Over the past three months the US indices have exhibited a rather marked divergence in relative strength. This is particularly evident in the Russell 2000 and the Nasdaq 100.
The chart below is a daily chart of the Russell futures. The price wave shown at the bottom of the chart is the 80 day wave extracted using Hurst’s bandpass filter. The shorter wave above it is the 20 day wave and the envelope is ostensibly the sum of the waves longer than 40 weeks. It easily can be seen that the 80 day wave formed eight (8) consecutive higher 80 day highs. That streak appears to be on the verge of being broken.
One of the more difficult issues to resolve in cyclic analysis is identifying and properly phasing duration fluctuations. We know that the average period of a price wave drifts slowly over time, but the cycle-to-cycle change sometimes can be quite dramatic. The current oscillation of the 80 day wave presents such a situation. The filter output suggests that the 80 day low may have formed at the end of March. However an argument can be made that the 80 day formed in the middle of April. Resolution of this dilemma can sometimes be made by analyzing the shorter price waves, or at the very least keep one on the right side of the trend.
The chart below is a 4 hour chart of the Russell futures with the 10 day wave extracted at the bottom. Coming out of the February 80 day low, the price action formed a series of higher 10 day lows and higher 10 day highs. The last few weeks the pattern is not as clear. If one assumes that the mid-April low is the 80 day low, if long, a tight stop based on the 10 day wave would be very prudent.
Here is the same chart of the S&P 500 futures. Not as weak as the Russell, but not awe inspiring from the long side either.

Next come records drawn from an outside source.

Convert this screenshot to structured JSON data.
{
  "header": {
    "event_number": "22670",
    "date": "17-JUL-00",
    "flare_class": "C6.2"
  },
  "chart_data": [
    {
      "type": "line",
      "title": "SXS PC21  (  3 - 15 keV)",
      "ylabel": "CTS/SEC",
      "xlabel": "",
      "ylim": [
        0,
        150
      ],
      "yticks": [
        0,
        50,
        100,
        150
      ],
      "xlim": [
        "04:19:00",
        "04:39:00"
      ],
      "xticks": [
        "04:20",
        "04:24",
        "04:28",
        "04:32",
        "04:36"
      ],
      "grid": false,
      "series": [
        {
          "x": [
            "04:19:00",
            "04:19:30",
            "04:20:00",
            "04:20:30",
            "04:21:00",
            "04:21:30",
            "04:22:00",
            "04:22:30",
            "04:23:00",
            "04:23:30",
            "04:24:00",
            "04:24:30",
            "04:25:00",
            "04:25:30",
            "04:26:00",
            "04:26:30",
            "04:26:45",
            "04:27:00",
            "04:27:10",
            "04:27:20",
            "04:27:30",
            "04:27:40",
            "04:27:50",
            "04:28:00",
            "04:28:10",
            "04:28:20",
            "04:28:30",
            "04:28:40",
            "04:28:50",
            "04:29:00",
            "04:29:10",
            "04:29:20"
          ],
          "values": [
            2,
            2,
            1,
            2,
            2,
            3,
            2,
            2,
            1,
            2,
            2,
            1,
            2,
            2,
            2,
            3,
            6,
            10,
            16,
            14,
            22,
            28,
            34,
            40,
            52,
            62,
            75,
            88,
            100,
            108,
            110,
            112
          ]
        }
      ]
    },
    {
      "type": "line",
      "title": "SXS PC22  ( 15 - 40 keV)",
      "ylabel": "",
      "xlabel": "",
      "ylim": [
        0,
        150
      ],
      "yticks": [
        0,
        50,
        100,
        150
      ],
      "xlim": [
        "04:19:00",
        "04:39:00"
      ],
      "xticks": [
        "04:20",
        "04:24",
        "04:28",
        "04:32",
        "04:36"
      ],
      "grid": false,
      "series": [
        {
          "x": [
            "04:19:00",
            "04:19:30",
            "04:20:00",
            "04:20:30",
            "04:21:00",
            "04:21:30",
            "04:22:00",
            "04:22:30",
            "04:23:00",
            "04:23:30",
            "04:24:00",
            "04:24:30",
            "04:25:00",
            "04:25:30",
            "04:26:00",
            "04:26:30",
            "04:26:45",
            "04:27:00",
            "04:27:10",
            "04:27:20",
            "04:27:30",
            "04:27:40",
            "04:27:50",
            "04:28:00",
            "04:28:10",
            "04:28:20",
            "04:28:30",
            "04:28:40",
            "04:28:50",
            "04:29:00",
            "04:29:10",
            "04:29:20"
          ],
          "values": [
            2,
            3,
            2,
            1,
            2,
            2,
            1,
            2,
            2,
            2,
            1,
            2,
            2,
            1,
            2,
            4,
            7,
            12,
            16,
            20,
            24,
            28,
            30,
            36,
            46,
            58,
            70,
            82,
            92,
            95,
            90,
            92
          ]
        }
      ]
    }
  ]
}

For those so inspired, additional fine tuning is available through shorter waves.
The next several days will determine whether the intermediate uptrend is still intact or whether the indices are in the early stages of a change of trend. Due to the relative weakness of the NDX and RUT with respect to the S&P 500 and that the trend underlying the 40 week wave has turned down, the risk has shifted to the long side of the market.